Building a CPRNG called Terninger - Part 17 Persistent State and Entropy Source

Enhancing PingStatsSource with persistent state.

Background

You can read other Terninger posts which outline my progress building a the Fortuna CPRNG, or see the source code.

So far, I’ve put Terninger into production in makemeapassword.ligos.net. And persistent state is working in the core generator

But I’d really like to use persistent state in entropy sources for fun and profit! In particular, PingStatsSource has a limitation which can be overcome using persistent state: there is a hard coded list of servers it pings, which needs regular maintenance.

Goal

  1. Wire up persistent state with any entropy source. The source will be initialised on load, and included when state is saved.
  2. Enhance PingStatsSource to track which servers are working using persistent state.
  3. Enhance PingStatsSource to discover new servers by randomly scanning the Internet.

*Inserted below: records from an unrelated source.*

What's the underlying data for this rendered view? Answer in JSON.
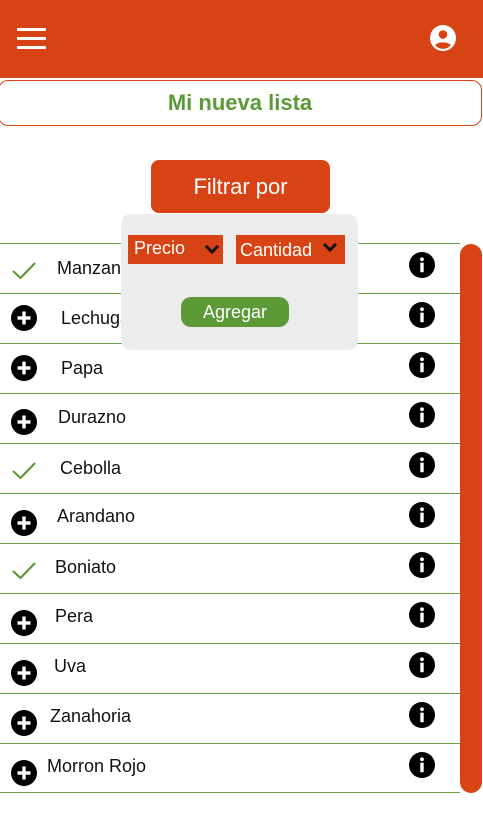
{
  "header": {
    "menu_icon": "hamburger-menu-icon",
    "account_icon": "account-circle-icon",
    "background_color": "#D84315"
  },
  "list_title": "Mi nueva lista",
  "filter_button_label": "Filtrar por",
  "filter_popup": {
    "select_price": "Precio",
    "select_quantity": "Cantidad",
    "add_button_label": "Agregar"
  },
  "items": [
    {
      "name": "Manzana",
      "status": "checked"
    },
    {
      "name": "Lechuga",
      "status": "add"
    },
    {
      "name": "Papa",
      "status": "add"
    },
    {
      "name": "Durazno",
      "status": "add"
    },
    {
      "name": "Cebolla",
      "status": "checked"
    },
    {
      "name": "Arandano",
      "status": "add"
    },
    {
      "name": "Boniato",
      "status": "checked"
    },
    {
      "name": "Pera",
      "status": "add"
    },
    {
      "name": "Uva",
      "status": "add"
    },
    {
      "name": "Zanahoria",
      "status": "add"
    },
    {
      "name": "Morron Rojo",
      "status": "add"
    }
  ],
  "colors": {
    "accent": "#D84315",
    "green": "#5B9A36",
    "divider": "#6AA345"
  }
}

Wire Up Persistent State to Entropy Sources

The convention is: any IEntropySource which also implements IPersistentStateSource will have persistent state loaded & saved automatically by PooledEntropyCprngGenerator.

There is already support to initialise objects from state on loading, so this should be pretty easy! Simply call this method during initialisation:

private void InitialiseEntropySourcesFromPersistentState(PersistentItemCollection persistentState)
{
if (persistentState == null)
return;
Logger.Trace("Initialising entropy sources from persistent state.");

foreach (var source in _EntropySources)
{
if (source is IPersistentStateSource sourceForPersistentState)
{
sourceForPersistentState.Initialise(source.Name);
Logger.Trace("Initialised entropy source '{0}' from persistent state.", source.Name);
}
}
}

That’s easy!

Except, you can add additional IEntropySource objects to the generator after it starts. And these should also be initialised. Exactly once.

That’s a bit more tricky.

Fortunately, there was already SourceAndMetadata, which combines an entropy source with some additional data (eg: has it thrown exceptions, does it complete synchronously or asyncronously). So I added an IsExternalStateInitialised field, and wrapped the initialisation into InitialiseFromExternalState(). That gets called every time we poll the source, and will return early if its already been initialised.

public void InitialiseFromExternalState(PersistentItemCollection state)
{
if (IsExternalStateInitialised)
return false;
if (Source is IPersistentStateSource sourceForPersistentState) {
sourceForPersistentState.Initialise(state.Get(Name));
}
IsExternalStateInitialised = true;
}

To save state, I added GetPersistentStateOrNull(PersistentEventType eventType) to SourceAndMetadata. And simply called it when saving all the other persistent state, remembering to put each source into a namespace:

foreach (SourceAndMetadata sm in _EntropySources)
{
var state = sm.GetPersistentStateOrNull(eventType);
if (state != null) {
persistentState.SetNamespace(sm.Name, state);
}
}

And with that, all IEntropySources are wired up and ready to persist some state!

Tracking Targets

PingStatsSource sends ICMP echo requests (aka, pings) to a hard coded list of servers. There is a way to configure a custom list of servers, but I personally don’t use it.

Unfortunately, even though I chose DNS servers as the list, which shouldn’t change very often, they do change occasionally. And so, I need to update the list every now and then.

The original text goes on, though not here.